It's well over 20 years now: I was on the phone with a local hotel making reservations for The Team, and while idly chatting with the desk clerk we'd both arrived at a shared premonition: we were going to be dead by the age of ---. At different ages, we were both already different ages, she younger, but it would occur at the same time in time.
A year or two after, I was on a different coast, and in idle conversation with my host the premonition occurred again. He would be a few years older (as he already was) but it would be at the same calendar time as me and the hotel person.
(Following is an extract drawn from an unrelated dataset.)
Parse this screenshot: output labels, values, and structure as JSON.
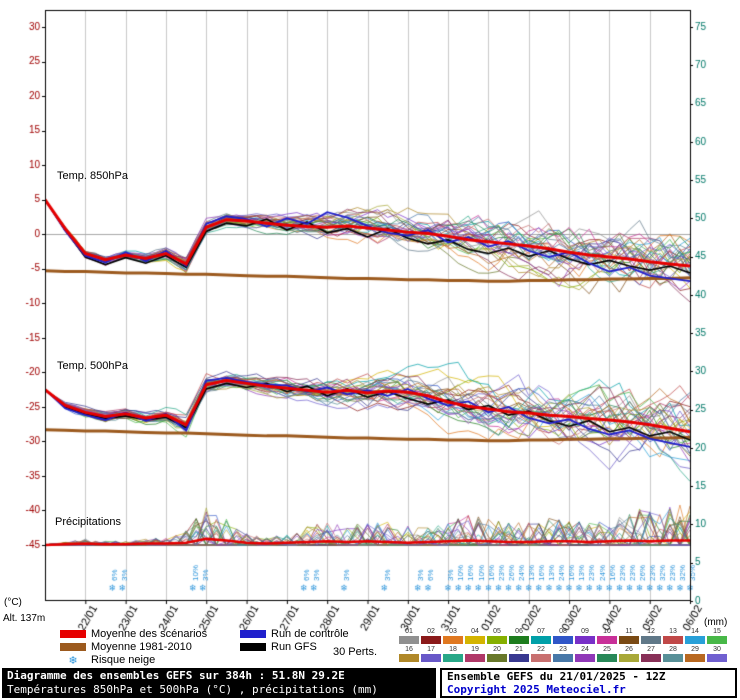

Three people, different ages, two coasts, sharing this premonition that would coincide in time. For years since, I would wonder what it would be. Something nuclear? I watch all the world's events through this lens, and now domestic unravelings, too.
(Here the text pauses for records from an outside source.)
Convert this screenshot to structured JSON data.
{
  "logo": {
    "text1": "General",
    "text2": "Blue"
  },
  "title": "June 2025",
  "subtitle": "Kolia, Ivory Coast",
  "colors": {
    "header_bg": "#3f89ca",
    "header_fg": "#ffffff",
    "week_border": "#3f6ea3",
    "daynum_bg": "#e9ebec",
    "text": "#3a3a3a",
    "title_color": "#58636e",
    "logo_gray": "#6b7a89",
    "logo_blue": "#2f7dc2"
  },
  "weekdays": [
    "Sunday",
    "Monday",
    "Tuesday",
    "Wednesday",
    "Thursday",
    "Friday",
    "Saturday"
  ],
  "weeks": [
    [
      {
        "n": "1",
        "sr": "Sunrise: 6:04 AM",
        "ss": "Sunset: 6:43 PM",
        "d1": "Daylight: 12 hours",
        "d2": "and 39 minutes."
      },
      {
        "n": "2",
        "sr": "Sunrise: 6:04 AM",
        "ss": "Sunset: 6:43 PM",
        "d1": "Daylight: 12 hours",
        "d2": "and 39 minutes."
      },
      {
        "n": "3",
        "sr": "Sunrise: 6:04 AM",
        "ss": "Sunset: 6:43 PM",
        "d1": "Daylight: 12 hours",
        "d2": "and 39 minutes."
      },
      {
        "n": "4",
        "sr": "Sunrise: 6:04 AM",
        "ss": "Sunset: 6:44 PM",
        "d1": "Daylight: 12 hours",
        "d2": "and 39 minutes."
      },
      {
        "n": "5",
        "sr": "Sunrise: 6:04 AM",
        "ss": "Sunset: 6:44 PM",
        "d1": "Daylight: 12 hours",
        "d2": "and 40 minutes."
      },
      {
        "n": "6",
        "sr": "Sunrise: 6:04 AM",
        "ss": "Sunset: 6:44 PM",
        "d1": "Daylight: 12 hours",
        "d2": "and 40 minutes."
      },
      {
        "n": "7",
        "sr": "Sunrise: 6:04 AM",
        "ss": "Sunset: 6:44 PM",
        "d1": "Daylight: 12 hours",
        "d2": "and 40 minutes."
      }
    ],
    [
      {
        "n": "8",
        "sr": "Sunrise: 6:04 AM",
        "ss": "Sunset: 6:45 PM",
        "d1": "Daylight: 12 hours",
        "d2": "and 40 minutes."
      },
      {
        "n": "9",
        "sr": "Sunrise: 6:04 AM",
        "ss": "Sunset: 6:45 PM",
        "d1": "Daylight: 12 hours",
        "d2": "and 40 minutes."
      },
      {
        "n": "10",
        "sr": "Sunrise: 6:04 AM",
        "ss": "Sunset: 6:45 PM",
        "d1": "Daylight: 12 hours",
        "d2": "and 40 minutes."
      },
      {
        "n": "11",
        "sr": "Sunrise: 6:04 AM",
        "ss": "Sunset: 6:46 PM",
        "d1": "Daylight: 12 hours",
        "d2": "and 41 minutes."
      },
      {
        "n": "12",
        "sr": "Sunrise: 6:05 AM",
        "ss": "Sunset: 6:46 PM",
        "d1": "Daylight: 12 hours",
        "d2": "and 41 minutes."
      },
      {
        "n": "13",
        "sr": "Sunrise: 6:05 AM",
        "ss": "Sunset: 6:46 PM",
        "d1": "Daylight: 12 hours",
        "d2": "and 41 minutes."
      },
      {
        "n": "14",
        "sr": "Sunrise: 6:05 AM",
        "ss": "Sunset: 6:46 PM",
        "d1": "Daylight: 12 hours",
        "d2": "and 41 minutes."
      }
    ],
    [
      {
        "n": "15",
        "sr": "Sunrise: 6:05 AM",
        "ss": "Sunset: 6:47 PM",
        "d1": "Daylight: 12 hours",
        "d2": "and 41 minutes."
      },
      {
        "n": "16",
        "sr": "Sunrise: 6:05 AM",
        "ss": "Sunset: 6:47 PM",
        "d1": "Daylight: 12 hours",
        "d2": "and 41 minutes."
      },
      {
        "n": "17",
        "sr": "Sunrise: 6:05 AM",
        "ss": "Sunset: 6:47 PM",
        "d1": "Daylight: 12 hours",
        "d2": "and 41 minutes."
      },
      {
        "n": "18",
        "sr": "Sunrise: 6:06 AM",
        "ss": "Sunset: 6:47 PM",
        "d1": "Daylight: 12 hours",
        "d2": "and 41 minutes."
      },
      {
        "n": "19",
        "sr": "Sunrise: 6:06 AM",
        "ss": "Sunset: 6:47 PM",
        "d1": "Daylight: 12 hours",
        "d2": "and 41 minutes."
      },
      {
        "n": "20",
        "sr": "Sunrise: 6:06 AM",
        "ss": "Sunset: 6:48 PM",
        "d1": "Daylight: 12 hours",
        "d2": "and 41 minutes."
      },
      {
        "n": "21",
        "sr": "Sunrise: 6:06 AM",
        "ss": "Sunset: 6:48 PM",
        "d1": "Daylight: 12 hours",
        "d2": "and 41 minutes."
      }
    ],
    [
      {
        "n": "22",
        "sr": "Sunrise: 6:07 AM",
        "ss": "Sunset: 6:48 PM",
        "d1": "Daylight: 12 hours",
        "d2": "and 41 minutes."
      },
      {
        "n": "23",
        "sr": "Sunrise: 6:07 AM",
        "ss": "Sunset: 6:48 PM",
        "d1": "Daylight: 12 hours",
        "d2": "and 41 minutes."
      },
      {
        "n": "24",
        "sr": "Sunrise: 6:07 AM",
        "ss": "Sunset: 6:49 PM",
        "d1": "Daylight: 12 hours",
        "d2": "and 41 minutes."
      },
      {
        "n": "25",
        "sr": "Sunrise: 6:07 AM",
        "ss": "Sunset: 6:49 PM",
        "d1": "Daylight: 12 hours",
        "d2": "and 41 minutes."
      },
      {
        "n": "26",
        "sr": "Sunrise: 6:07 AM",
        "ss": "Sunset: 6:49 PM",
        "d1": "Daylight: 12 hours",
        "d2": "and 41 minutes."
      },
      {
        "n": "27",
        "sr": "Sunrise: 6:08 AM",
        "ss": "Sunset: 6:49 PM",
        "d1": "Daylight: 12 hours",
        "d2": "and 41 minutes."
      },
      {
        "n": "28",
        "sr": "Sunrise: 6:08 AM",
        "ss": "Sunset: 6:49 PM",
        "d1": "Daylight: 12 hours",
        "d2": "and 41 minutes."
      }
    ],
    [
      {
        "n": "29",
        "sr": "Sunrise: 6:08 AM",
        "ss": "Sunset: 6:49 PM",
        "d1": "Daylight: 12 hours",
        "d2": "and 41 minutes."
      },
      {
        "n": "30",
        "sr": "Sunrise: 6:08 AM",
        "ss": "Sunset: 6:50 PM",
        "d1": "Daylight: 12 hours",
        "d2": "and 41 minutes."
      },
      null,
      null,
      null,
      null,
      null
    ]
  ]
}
Were I ever to enter a contest for the best first line of a book, mine would be, "I am in training for the end of the world."
Tough to plan for! Do I blow my wad because there will be no tomorrow or do I save JUST IN CASE. If I quit my job I could afford to live until The End of Days, but what if they go on afterall?
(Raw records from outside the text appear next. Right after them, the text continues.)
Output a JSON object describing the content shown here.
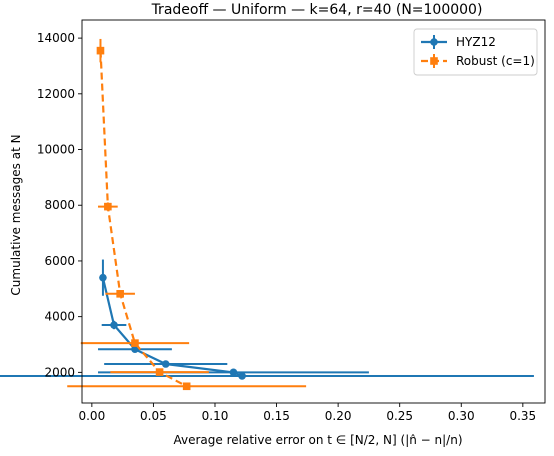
{
  "chart_data": {
    "type": "scatter",
    "title": "Tradeoff — Uniform — k=64, r=40 (N=100000)",
    "xlabel": "Average relative error on t ∈ [N/2, N]  (|n̂ − n|/n)",
    "ylabel": "Cumulative messages at N",
    "xlim": [
      -0.008,
      0.368
    ],
    "ylim": [
      900,
      14650
    ],
    "xticks": [
      0.0,
      0.05,
      0.1,
      0.15,
      0.2,
      0.25,
      0.3,
      0.35
    ],
    "xtick_labels": [
      "0.00",
      "0.05",
      "0.10",
      "0.15",
      "0.20",
      "0.25",
      "0.30",
      "0.35"
    ],
    "yticks": [
      2000,
      4000,
      6000,
      8000,
      10000,
      12000,
      14000
    ],
    "ytick_labels": [
      "2000",
      "4000",
      "6000",
      "8000",
      "10000",
      "12000",
      "14000"
    ],
    "grid": false,
    "legend_position": "upper right",
    "series": [
      {
        "name": "HYZ12",
        "color": "#1f77b4",
        "line_style": "solid",
        "marker": "circle",
        "points": [
          {
            "x": 0.009,
            "y": 5400,
            "xerr": 0.002,
            "yerr": 650
          },
          {
            "x": 0.018,
            "y": 3700,
            "xerr": 0.01,
            "yerr": 150
          },
          {
            "x": 0.035,
            "y": 2830,
            "xerr": 0.03,
            "yerr": 100
          },
          {
            "x": 0.06,
            "y": 2300,
            "xerr": 0.05,
            "yerr": 60
          },
          {
            "x": 0.115,
            "y": 2000,
            "xerr": 0.11,
            "yerr": 40
          },
          {
            "x": 0.122,
            "y": 1870,
            "xerr": 0.237,
            "yerr": 30
          }
        ]
      },
      {
        "name": "Robust (c=1)",
        "color": "#ff7f0e",
        "line_style": "dashed",
        "marker": "square",
        "points": [
          {
            "x": 0.007,
            "y": 13550,
            "xerr": 0.001,
            "yerr": 420
          },
          {
            "x": 0.013,
            "y": 7950,
            "xerr": 0.008,
            "yerr": 150
          },
          {
            "x": 0.023,
            "y": 4820,
            "xerr": 0.012,
            "yerr": 100
          },
          {
            "x": 0.035,
            "y": 3050,
            "xerr": 0.044,
            "yerr": 60
          },
          {
            "x": 0.055,
            "y": 2010,
            "xerr": 0.04,
            "yerr": 40
          },
          {
            "x": 0.077,
            "y": 1500,
            "xerr": 0.097,
            "yerr": 30
          }
        ]
      }
    ]
  }
}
A couple of years ago I did a print interview and the guy interviewing me ended up with a title based on the conversation. I realized, were some math applied, I could calculate my EXACT FINAL DAY: September 27, 2023.
If it's not nuclear, will I have a stroke tomorrow and linger in a coma for three years? How much more efficient will the next pandemic be?
I made a Death playlist, and I listen to it while in the gym, the place I've deemed most likely to incur a massive coronary, and on this playlist are two songs by Jason Molina under the name Songs: Ohia. Jason drank himself to death. If you listened to this stuff so would you.
Songs: Ohia was introduced to me by the gentleman who interviewed me. So not only has he inadvertently declared my final day, but he has since provided me its playlist. When I listen to The Body Burned Away, I think about the words I once had. Younger, less addled by alcohol and withdrawal and apathy. But it's true, now: I forgot all the words.
Sometimes I would come back and read earlier Little Bored Fauntleroy. I never deleted it because there are moments in it that are exactly right, for better, for worse, nonetheless. This is what is eternal. Once in a while along the way, in an imperfect language, there were the words, and I figured out how to put them together to make something eternally certain - where we ourselves rarely are, and anyway will not remain.